AWS, Cuda, Tensorflow

2019-07-13 03:20发布

问题:

When I'm running my Python code on the most powerfull AWS GPU instances (with 1 or 8 x Tesla v100 16mb aka. P3.x2large or P3.16xlarge) they are both only 2-3 times faster than my DELL XPS Geforce 1050-Ti laptop?

I'm using Windows, Keras, Cuda 9, Tensorflow 1.12 and the newest Nvidia drivers.

When I check the GPU load via GZU the GPU max. run at 43% load for a very short period - each time. The controller runs at max. 100%...

The dataset I use is matrices in JSON format and the files are located on a Nitro drive at 10TB with MAX 64.000 IOPS. No matter if the folder contains 10TB, 1TB or 100mb...the training is still very very slow per iteration?

All advises are more than welcome!

UPDATE 1:

From the Tensorflow docs:

"To start an input pipeline, you must define a source. For example, to construct a Dataset from some tensors in memory, you can use tf.data.Dataset.from_tensors() or tf.data.Dataset.from_tensor_slices(). Alternatively, if your input data are on disk in the recommended TFRecord format, you can construct a tf.data.TFRecordDataset."

Before I had matrices stored in JSON format (Made by Node). My TF runs in Python. I will now only save the coordinates in Node and save it in JSON format. The question is now: In Python what is the best solution to load data? Can TF use the coordinates only or do I have to make the coordinates back to matrices again or what?

回答1:

The performance of any machine learning model depends on many things. Including but not limited to: How much pre-processing you do, how much data you copy from CPU to GPU, Op bottlenecks, and many more. Check out the tensorflow performance guide as a first step. There are also a few videos from the tensorflow dev summit 2018 that talk about performance. How to properly use tf.data, and how to debug performance are two that I recommend.

The only thing I can say for sure is that JSON is a bad format for this purpose. You should switch to tfrecord format, which uses protobuf (better than JSON).

Unfortunately performance and optimisation of any system takes a lot of effort and time, and can be a rabbit hole that just keeps going down.



回答2:

First off, you should be having a really good reason to go for an increased computational overhead with Windows-based AMI.

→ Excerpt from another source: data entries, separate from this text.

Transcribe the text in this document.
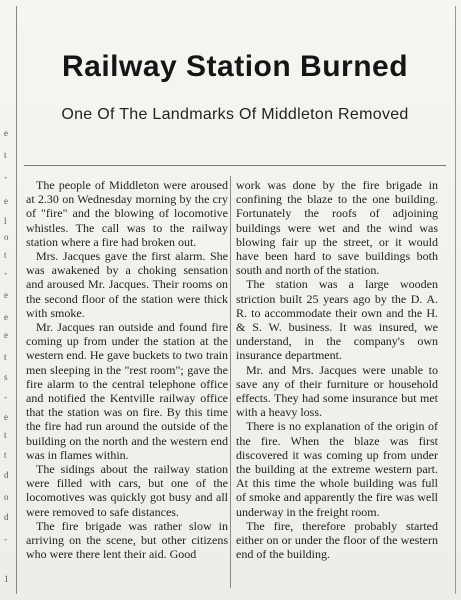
e
t
-
e
l
o
t
-
e
e
e
t
s
-
e
t
t
d
o
d
-
1
Railway Station Burned
One Of The Landmarks Of Middleton Removed

The people of Middleton were aroused at 2.30 on Wednesday morning by the cry of "fire" and the blowing of locomotive whistles. The call was to the railway station where a fire had broken out.

Mrs. Jacques gave the first alarm. She was awakened by a choking sensation and aroused Mr. Jacques. Their rooms on the second floor of the station were thick with smoke.

Mr. Jacques ran outside and found fire coming up from under the station at the western end. He gave buckets to two train men sleeping in the "rest room"; gave the fire alarm to the central telephone office and notified the Kentville railway office that the station was on fire. By this time the fire had run around the outside of the building on the north and the western end was in flames within.

The sidings about the railway station were filled with cars, but one of the locomotives was quickly got busy and all were removed to safe distances.

The fire brigade was rather slow in arriving on the scene, but other citizens who were there lent their aid. Good

work was done by the fire brigade in confining the blaze to the one building. Fortunately the roofs of adjoining buildings were wet and the wind was blowing fair up the street, or it would have been hard to save buildings both south and north of the station.

The station was a large wooden striction built 25 years ago by the D. A. R. to accommodate their own and the H. & S. W. business. It was insured, we understand, in the company's own insurance department.

Mr. and Mrs. Jacques were unable to save any of their furniture or household effects. They had some insurance but met with a heavy loss.

There is no explanation of the origin of the fire. When the blaze was first discovered it was coming up from under the building at the extreme western part. At this time the whole building was full of smoke and apparently the fire was well underway in the freight room.

The fire, therefore probably started either on or under the floor of the western end of the building.
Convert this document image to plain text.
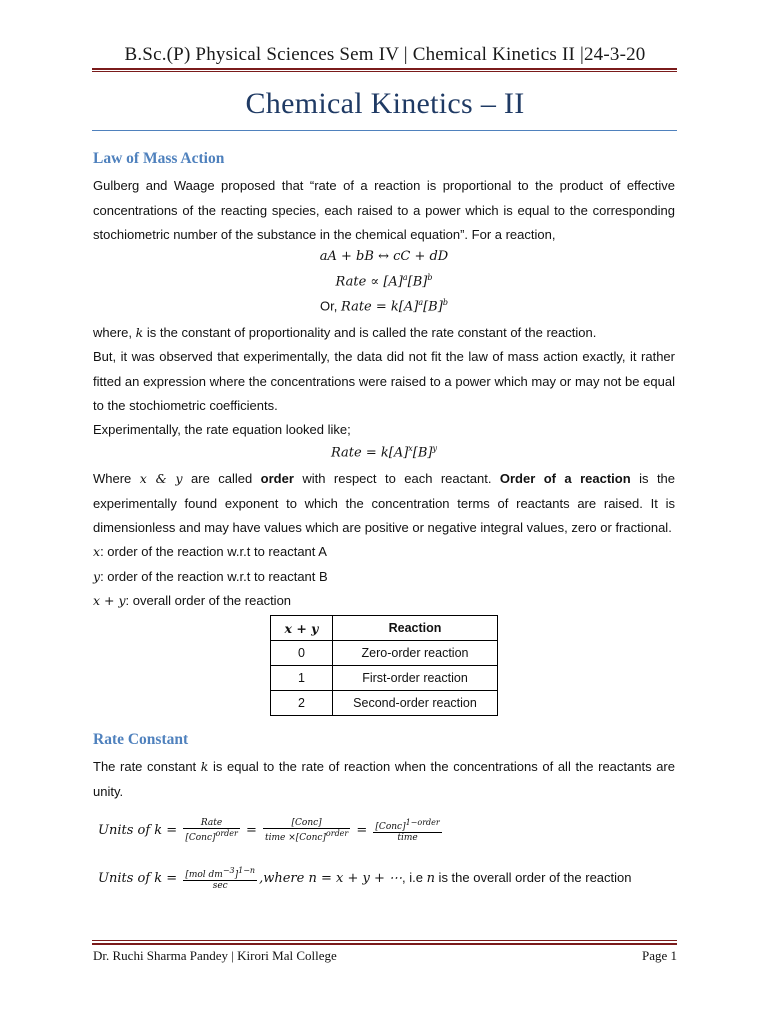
B.Sc.(P) Physical Sciences Sem IV | Chemical Kinetics II |24-3-20
Chemical Kinetics – II
Law of Mass Action
Gulberg and Waage proposed that “rate of a reaction is proportional to the product of effective concentrations of the reacting species, each raised to a power which is equal to the corresponding stochiometric number of the substance in the chemical equation”. For a reaction,
aA + bB ↔ cC + dD
Rate ∝ $[A]^a[B]^b$
Or, Rate = $k[A]^a[B]^b$
where, k is the constant of proportionality and is called the rate constant of the reaction.
But, it was observed that experimentally, the data did not fit the law of mass action exactly, it rather fitted an expression where the concentrations were raised to a power which may or may not be equal to the stochiometric coefficients.
Experimentally, the rate equation looked like;
Rate = $k[A]^x[B]^y$
Where x & y are called order with respect to each reactant. Order of a reaction is the experimentally found exponent to which the concentration terms of reactants are raised. It is dimensionless and may have values which are positive or negative integral values, zero or fractional.
x: order of the reaction w.r.t to reactant A
y: order of the reaction w.r.t to reactant B
x + y: overall order of the reaction
x + y	Reaction
0	Zero-order reaction
1	First-order reaction
2	Second-order reaction
Rate Constant
The rate constant k is equal to the rate of reaction when the concentrations of all the reactants are unity.
Units of $k = \frac{\text{Rate}}{[Conc]^{order}} = \frac{\text{[Conc]}}{time \times[Conc]^{order}} = \frac{[Conc]^{1-order}}{\text{time}}$
Units of $k = \frac{[mol dm^{-3}]^{1-n}}{\sec}$ ,where n = x + y + ⋯, i.e n is the overall order of the reaction
Dr. Ruchi Sharma Pandey | Kirori Mal College	Page 1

If your CPU is at ~100%, while GPU is <100%, then your CPU is likely the bottleneck. If you are on cloud, consider moving to instances with larger CPU-count (CPU is cheap, GPU is scarce). If you can't increase CPU count, moving some parts of your graph to GPU is an option. However, tf.data-based input pipeline is run entirely on CPU (but highly scalable due to C++ implementation). Prefetching to GPUs might also help here, but the cost of spawning another background thread to populate the buffer for downstream might damp this effect. Another option is to do some or all pre-processing steps offline (i.e. prior to training).

A word of caution on using Keras as the input pipeline. Keras relies on Python´s multithreading (and optionally multiprocessing) libraries, which may both lack performance (when doing heavy I/O or augmentations on-the-fly) and scalability (when running on multiple CPUs) compared to GIL-free implementations. Consider performing preprocessing offline, pre-loading input data, or using alternative input pipelines (as the aforementioned TF native tf.data, or 3rd party ones, like Tensorpack).